For a couple months, though, the weather in Alaska stayed perfectly crisp, with clear blue skies and drifting leaves and all those lovely, loamy scents of fall. Screens what? I would go outside, plop myself in a camping chair, and let my toddler roam the yard while I sank into Half of a Yellow Sun and Truly Devious and The Poet X. He explored the birch trees and the fireweed, and I read my books in relative peace.

And then winter wrapped Alaska in a tight, glittering hug. Snow blanketed the yard. The Northern Lights danced over my roof. And my toddler decided that snow was evil because it got on his beloved boots, so going outside became a struggle.

Enter screens. By the time mid-December hit, he was watching Finding Nemo or The Gruffalo every single morning while I drank my coffee and read I Am Malala and House of Dreams. Daylight dwindled and my mood dimmed, too. But at least I could count on a couple hours to read. (On a really rough day when I needed to read All The Books and not think about winter, we watched Finding Nemo—gulp—three times in a row. I know.
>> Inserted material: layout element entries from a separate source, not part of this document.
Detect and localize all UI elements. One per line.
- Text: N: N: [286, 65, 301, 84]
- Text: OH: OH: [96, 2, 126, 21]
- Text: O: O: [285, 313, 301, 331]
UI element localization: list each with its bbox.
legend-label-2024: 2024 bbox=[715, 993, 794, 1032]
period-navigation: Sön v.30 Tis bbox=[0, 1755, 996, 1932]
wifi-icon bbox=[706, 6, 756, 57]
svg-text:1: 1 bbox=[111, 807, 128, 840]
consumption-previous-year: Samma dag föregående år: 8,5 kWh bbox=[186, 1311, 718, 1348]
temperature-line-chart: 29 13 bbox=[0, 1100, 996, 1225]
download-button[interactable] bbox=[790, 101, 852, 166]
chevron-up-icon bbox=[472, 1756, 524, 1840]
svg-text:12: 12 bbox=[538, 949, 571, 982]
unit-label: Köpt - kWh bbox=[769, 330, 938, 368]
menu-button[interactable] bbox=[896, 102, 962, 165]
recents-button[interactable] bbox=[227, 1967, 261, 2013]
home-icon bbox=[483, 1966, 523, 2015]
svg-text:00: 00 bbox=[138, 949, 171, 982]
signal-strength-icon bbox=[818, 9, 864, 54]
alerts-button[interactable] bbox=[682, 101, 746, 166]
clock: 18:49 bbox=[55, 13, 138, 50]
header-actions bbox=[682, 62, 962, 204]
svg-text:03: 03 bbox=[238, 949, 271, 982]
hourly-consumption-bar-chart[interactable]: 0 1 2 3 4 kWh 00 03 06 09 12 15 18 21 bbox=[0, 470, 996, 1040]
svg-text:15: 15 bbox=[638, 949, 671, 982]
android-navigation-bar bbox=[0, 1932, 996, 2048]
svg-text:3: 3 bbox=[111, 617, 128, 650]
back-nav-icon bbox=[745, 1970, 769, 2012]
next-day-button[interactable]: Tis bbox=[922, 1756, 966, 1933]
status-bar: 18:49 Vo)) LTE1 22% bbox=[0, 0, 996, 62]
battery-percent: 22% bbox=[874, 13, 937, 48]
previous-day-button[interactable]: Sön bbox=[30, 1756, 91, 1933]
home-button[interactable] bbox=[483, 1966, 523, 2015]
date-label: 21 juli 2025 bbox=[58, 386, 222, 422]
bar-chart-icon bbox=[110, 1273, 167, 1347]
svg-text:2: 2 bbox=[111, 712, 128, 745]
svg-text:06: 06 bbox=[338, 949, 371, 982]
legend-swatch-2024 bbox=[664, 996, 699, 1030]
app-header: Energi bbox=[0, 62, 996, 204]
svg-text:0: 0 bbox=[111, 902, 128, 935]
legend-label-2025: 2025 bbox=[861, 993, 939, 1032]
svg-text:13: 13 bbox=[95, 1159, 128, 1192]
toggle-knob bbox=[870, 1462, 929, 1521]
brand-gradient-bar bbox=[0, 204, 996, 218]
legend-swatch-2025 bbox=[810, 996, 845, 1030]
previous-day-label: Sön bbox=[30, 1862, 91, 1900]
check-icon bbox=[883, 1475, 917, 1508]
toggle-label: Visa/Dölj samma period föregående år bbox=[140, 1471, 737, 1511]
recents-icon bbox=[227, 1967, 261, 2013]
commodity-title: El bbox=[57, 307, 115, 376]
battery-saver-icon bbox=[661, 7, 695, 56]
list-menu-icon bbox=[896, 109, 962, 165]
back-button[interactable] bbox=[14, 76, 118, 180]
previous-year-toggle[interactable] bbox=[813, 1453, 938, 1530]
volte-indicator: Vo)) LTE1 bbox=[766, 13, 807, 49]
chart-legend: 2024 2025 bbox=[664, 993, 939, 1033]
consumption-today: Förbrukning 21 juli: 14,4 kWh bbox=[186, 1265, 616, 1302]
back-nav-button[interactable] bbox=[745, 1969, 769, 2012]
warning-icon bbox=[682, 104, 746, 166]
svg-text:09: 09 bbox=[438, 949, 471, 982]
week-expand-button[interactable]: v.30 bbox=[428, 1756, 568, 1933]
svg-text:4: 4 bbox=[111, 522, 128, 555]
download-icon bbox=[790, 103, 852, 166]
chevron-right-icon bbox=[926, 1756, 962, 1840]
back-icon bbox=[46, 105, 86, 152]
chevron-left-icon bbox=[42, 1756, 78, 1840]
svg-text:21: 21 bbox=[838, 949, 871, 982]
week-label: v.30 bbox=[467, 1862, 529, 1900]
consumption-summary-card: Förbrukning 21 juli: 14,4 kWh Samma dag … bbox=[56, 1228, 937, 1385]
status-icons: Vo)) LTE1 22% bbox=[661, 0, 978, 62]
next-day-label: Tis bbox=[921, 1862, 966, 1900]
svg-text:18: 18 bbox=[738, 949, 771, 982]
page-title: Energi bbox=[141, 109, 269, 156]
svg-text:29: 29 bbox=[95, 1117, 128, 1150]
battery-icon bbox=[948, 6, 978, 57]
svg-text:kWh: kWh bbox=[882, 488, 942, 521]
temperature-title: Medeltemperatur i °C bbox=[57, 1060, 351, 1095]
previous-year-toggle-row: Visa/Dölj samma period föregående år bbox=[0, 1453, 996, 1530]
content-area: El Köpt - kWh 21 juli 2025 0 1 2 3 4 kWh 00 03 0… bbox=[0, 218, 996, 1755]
I KNOW. The parenting police can cart me away now.)

And then came the JAMA study, aka Screens Will Ruin Your Kid’s Development Forever and Ever Amen. Okay, that’s not really the title. But when I read it I thought about the day we watched Finding Nemo three times. Just how much development got delayed in those six hours?

But, I wondered, how would I ever find time to read again? Was I a horrible mother for letting him watch a movie so I could enjoy one of life’s greatest delights?

Then I got to thinking about how my son and I do a lot more than watch movies, even in the winter. We read, go for walks, swim, go to library story time, do gymnastics class, and play with LEGOS together. Still, Guilt told me I needed to make a change.

So I stopped the morning movie. Instead, I’ve started reading picture books to my toddler while I drink my coffee. He’s always loved it when I read to him, but I admit that with all our movie watching, our read-aloud time had lagged to only a couple books a day. Now it’s around 10.

And I discovered something else: I can actually read my own book while he plays with his LEGOs. Like, he plays. By himself. For five minutes or even 15. And during those minutes I can read, after which we must dance to “Wake Me Up” and blow bubbles for hours upon end, which is amazing too. But sometimes I want more time to sink into a book, so we’ll sit down together and he watches a short show or movie while I read.

For about an hour a day now, I can sit blissfully with a book and a latte. But you know what? Some days, we’ll still watch a longer movie. Or maybe even two. And that’s okay. Because even a young Michelle Obama watched TV with friends during her lunch break from school.

What matters is balance. Are you encouraging your kids to play outside? Hang out with friends? Pursue their passions? Are you loving on them and letting them express their emotions without judgment and feeding them, clothing them, keeping them safe? Then you’re doing fine.

Now, go ahead. Turn on a movie or show for your kids to watch. Sit down with them and your current read and just relax. Don’t let a worrying new screen time study get in your way.